Wow, that’s cool. It’s a shame that so much software will never see the light 
of day. Many billions of dollars were spent developing software in the 80s for 
the DOD as well as Soviet agencies. I’ve heard it argued that the USSR lost the 
cold war mainly because the USA made them spend so much on defense, and quite a 
sizable chunk of that was for software.

Gary
Interesting collection, as well as the web-portal emulator for the languages ...

One obvious interest is "simple" nostalgia... many, though not all, of us are old enough to have "been there" for the systems, the tools (or games mostly in this link's case), and the hope for a better tomorrow that seemed to come along for the ride in early computer/software work.

These two links make me think once more of the duality between "art" and "artifact"... between the culture and experience of making and using these artifacts (from computer games to spread sheets to ICBM targeting and guidance systems) and the artifacts (body of code, running code/system) themselves. One point of things like the Internet Archive and the Language Emulator Portal would seem to be to not only preserve these artifacts but to make them accessible to a wide range of people (on the off chance that they will somehow be re-used in some way)?

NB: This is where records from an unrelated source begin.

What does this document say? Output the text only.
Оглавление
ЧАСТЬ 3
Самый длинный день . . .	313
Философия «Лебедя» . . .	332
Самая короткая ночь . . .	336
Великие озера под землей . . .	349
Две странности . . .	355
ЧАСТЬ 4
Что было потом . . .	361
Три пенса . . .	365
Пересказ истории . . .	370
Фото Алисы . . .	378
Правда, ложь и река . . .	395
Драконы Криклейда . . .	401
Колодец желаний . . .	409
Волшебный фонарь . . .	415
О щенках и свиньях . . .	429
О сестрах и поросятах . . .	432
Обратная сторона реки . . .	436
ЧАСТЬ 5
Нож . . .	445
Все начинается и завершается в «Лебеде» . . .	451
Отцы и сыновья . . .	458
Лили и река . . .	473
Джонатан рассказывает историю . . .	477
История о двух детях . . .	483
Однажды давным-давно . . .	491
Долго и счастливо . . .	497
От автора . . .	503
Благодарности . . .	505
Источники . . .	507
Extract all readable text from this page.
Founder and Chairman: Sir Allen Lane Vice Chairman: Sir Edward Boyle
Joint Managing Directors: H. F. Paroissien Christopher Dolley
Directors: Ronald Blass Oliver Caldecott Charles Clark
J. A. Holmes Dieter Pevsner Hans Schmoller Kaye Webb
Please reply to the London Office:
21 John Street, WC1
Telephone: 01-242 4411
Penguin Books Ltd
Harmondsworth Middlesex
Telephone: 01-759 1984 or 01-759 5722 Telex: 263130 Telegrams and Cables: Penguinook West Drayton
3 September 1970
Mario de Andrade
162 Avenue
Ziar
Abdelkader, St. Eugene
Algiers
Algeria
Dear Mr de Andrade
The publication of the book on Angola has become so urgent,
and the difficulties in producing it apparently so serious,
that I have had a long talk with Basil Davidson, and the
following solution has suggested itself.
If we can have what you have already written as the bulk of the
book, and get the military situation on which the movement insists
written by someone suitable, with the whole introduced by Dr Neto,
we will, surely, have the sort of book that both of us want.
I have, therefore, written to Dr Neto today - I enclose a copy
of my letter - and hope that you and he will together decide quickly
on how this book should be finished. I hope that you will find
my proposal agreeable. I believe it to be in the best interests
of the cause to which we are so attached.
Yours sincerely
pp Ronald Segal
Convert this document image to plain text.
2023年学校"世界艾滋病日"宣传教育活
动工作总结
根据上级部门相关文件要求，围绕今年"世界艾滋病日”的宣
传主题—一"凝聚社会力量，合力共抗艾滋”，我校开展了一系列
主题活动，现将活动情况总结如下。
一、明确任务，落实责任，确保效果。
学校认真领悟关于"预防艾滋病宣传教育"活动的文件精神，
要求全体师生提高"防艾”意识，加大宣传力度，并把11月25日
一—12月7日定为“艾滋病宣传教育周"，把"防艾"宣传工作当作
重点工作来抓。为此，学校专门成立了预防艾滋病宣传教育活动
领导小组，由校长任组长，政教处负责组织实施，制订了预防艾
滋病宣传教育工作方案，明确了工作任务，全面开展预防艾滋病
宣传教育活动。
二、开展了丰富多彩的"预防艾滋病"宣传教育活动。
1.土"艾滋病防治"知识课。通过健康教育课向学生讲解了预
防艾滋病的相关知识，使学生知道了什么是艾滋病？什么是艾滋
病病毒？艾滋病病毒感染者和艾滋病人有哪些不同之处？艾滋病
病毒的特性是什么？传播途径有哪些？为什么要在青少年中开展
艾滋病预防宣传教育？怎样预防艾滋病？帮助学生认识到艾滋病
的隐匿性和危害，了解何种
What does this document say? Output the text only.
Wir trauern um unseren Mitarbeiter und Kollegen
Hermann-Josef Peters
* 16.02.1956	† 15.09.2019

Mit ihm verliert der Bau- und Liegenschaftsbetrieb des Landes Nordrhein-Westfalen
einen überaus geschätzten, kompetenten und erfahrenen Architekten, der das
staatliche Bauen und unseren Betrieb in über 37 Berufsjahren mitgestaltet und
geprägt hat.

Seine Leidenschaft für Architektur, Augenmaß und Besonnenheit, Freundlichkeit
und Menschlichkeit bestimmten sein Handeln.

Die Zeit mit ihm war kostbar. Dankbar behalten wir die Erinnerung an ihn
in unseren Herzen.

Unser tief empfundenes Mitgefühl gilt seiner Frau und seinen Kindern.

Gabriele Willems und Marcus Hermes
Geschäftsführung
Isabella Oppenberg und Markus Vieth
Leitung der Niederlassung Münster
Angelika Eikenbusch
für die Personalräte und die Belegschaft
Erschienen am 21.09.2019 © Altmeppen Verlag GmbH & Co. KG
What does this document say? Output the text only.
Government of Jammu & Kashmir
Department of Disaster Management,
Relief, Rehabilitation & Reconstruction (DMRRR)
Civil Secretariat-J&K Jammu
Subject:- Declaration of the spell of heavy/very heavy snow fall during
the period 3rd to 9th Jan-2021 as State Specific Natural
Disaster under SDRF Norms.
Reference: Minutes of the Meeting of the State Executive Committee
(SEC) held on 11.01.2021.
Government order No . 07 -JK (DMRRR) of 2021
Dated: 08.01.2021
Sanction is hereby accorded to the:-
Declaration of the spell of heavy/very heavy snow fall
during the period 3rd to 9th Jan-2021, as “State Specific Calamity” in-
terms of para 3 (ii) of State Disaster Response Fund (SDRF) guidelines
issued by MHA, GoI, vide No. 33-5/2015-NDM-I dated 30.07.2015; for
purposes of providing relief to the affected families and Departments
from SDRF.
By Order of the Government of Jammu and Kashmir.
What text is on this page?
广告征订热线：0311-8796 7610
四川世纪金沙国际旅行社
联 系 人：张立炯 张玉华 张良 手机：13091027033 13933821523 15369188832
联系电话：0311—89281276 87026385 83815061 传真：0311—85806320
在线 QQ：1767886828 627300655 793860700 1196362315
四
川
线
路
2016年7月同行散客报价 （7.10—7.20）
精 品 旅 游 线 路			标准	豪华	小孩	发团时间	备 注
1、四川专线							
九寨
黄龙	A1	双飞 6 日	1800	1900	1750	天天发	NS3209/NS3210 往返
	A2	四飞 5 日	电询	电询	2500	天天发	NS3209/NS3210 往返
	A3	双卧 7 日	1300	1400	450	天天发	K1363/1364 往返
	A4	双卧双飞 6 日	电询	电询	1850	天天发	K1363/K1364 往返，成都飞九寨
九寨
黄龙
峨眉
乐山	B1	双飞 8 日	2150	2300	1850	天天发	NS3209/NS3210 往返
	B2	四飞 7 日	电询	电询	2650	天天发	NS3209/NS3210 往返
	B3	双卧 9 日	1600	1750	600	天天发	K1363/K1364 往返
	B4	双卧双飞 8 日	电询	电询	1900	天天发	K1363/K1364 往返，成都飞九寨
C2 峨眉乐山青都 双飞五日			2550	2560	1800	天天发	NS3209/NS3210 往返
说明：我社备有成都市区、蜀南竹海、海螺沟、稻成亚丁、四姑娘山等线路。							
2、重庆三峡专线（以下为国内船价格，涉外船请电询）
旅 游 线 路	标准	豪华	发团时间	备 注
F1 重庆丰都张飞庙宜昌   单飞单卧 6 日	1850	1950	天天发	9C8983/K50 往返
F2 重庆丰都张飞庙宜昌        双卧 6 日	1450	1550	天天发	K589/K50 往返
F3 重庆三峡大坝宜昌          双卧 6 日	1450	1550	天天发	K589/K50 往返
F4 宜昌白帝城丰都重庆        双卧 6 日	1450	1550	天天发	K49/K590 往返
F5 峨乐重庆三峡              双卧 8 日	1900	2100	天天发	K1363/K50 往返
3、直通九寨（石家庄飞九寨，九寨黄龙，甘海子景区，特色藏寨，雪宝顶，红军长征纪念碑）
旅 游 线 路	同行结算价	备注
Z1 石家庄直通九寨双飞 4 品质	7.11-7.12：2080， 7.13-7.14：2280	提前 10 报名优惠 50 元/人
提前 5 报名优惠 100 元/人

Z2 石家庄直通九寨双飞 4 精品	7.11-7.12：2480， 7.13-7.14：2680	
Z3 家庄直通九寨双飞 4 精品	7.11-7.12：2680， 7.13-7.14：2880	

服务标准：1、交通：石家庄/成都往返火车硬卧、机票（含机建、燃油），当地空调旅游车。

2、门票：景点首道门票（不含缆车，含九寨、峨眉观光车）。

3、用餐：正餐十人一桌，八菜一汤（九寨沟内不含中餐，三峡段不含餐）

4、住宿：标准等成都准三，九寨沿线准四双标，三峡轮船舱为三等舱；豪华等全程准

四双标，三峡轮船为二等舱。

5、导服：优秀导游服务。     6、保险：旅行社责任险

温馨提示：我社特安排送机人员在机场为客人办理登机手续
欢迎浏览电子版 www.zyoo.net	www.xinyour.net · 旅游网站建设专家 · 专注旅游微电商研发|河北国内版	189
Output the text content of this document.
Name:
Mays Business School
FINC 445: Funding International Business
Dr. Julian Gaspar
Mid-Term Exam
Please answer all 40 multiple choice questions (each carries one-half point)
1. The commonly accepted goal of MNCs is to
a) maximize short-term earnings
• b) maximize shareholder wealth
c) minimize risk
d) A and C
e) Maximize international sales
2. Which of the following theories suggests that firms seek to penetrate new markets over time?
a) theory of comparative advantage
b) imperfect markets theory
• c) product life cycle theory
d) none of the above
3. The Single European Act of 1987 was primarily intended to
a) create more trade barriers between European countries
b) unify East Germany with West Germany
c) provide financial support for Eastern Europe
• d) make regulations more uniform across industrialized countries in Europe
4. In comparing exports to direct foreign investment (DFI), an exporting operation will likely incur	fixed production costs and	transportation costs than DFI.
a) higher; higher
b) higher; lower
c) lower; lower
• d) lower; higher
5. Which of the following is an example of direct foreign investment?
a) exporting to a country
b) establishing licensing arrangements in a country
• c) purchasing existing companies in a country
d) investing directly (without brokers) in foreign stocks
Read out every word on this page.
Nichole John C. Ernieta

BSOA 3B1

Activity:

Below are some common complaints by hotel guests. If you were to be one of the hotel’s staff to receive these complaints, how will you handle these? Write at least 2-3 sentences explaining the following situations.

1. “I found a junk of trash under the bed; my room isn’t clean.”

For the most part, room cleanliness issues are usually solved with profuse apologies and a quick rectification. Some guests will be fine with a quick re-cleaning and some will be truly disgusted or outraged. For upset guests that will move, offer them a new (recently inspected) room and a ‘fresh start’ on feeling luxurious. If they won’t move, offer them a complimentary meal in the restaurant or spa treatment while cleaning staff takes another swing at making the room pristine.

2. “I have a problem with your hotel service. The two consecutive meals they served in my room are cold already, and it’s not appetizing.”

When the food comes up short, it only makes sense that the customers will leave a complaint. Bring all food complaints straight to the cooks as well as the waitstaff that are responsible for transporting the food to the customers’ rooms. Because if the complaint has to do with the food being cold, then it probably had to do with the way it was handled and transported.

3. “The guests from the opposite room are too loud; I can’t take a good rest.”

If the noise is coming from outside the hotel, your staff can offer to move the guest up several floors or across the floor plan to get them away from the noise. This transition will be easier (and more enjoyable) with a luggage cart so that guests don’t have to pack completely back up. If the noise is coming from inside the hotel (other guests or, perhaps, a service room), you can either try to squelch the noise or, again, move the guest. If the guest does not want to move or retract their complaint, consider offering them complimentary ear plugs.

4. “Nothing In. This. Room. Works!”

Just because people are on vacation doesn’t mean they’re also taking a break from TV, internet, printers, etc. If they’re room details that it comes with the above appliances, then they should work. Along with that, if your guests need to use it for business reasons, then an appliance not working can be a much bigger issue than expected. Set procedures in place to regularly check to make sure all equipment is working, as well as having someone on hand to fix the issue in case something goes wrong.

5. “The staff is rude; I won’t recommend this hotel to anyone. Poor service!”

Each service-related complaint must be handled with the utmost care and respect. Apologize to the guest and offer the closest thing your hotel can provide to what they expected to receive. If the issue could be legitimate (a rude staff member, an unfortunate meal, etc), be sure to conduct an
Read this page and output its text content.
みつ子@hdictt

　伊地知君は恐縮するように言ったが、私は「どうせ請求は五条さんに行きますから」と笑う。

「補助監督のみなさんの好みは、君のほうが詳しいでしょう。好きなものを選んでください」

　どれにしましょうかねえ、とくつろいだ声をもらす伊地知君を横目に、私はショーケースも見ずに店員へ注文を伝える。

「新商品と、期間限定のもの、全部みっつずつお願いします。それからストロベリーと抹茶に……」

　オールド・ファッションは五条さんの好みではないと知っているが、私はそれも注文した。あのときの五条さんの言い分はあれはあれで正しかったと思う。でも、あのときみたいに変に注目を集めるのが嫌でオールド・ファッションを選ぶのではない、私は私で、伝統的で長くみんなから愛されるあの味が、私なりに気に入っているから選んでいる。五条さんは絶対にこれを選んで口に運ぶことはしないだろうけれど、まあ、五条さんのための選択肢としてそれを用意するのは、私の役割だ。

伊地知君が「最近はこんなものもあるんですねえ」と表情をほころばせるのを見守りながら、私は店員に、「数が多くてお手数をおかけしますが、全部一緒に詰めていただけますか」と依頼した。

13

Art/Artifact seems related to the duals of Form/Function and Structure/Dynamics ... and in the context of a rapidly evolving (changing/morphing?) environment (most of the artifacts in Glen's examples are order 30 years old, or about the lifetime or career span of most people alive today).

This reminds me of the famous Cambrian Radiation of half a billion years ago in the animal/fossil record... in some odd sense, we have a co-incidence in the computer of a new and very rich venue for the creation, mutation, and expression of complex structures and of a fossilization medium. This may in some odd way parallel the belief that the Cambrian Explosion may have been partly driven by the increased calcium concentrations in seawater which simultaneously made it easier for organisms to build skeletal structures (opening a new dimension for exploration of adjacent possibles?) and for those structures to be recorded as fossils.

Being down in the pores in the needles on the twigs on the branches of the trees in the forest, I think it will be hard for us to begin to see what kind of explosion, we ourselves are within. I'm not on board with the Singularians (especially of the Kurzweil variety) exactly, but I do think that something "spectacular" is afoot and am both awed and cowed by the possibilities (cowed by realizing how incredibly inefficient and brutal evolution/natural-selection is).